Military time is more frequently used here than in the US, and sometimes it's confusing. 5 pm is 17:00, 2 am is 2:00, 2 pm is 14:00. Get my drift? I think I have a grip on it though. It's all about subtracting 12. I've gotten very good at it. That and subtracting 7 so I know what time it is for family in the States. I rarely use my fingers anymore.

So Kathryn was invited to a birthday bowling party (and why it was held in a bowling alley 30 minutes away, who can say?) and asked to be there 12-15. That's how it was written. So my original thought was that she's supposed to be there by 12:15. Then I realize there's no end time listed. Then I begin to wonder if the party started at noon and ended at 3 pm. 12-15. 12:00- 15:00. Get it? I called another mother to share rides back and forth and asked what she thought.
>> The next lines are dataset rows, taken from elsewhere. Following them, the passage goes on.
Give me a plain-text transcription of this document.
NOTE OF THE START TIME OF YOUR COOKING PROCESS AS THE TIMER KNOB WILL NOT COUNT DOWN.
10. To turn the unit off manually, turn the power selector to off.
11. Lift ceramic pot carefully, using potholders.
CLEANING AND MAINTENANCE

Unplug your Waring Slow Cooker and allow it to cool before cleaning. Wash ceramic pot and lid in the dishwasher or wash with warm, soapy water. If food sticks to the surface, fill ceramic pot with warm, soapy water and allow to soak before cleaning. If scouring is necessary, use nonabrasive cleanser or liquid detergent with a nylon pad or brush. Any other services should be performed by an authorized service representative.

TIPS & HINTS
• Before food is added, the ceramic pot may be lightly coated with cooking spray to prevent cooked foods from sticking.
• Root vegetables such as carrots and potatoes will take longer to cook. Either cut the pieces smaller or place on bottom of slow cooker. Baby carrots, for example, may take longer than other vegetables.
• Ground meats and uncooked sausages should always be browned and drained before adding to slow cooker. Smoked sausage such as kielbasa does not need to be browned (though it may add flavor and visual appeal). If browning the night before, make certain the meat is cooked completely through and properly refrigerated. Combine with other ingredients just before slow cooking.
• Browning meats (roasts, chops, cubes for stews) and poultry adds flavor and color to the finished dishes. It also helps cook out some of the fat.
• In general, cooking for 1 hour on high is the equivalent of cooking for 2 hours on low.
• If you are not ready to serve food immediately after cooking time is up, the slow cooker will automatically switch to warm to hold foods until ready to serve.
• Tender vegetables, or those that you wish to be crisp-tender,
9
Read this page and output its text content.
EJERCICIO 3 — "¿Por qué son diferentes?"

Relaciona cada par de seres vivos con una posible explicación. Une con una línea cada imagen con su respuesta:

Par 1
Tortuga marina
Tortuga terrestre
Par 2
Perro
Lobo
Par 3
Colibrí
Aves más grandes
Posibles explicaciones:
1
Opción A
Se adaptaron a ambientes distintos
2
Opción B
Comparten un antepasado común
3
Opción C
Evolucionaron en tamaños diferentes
She was under the same impression I was so I started feeling pretty good about myself, all smart and everything, figuring out the code. Any indication that I have retained even a shred of intelligence through this whole thing is a victory, believe you me.

The other mother picked up Kathryn for the party. I received a text from her saying it took 40 minutes to get there and they barely made it to the 12:15 pm start of the party. And the party was ending at 2:30 pm. (or "Half 2" as is said here). 12 freaking 15! Who uses a dash for time??

And so I was wrong. Again. And I'm not a code breaker after all. And maybe I let that shred of intelligence slip through my fingers because of a blasted dash. And maybe I had to hold my tongue when I picked up the two girls at 2:30 pm, which was not indicated on the dang invitation. Any maybe my husband actually drove so I can't complain with the same vehemence that I could if I'd been the one following the GPS through random narrow streets with tiny roundabouts and random speed bumps and random cars parked higgeldy-piggeldy on those same narrow streets getting to a place I'd never been! But I feel like it.

When I moved to England, I knew there would be some adjustments. I just didn't realize that not only would I have to learn to drive in a different way (and actually take driving lessons, for cripe's sake!) and learn to speak with a different vocabulary (because now I'm all "put it in the rubbish bin!" instead of "put it in the trash!"), but that I'd also need to learn to tell time all over again. Really? I mean, seriously?

Monday, August 05, 2013

It's pronounced "igyuwahna" here. And "jagyuwire". I don't think it's "orangyutan" though... Go figure.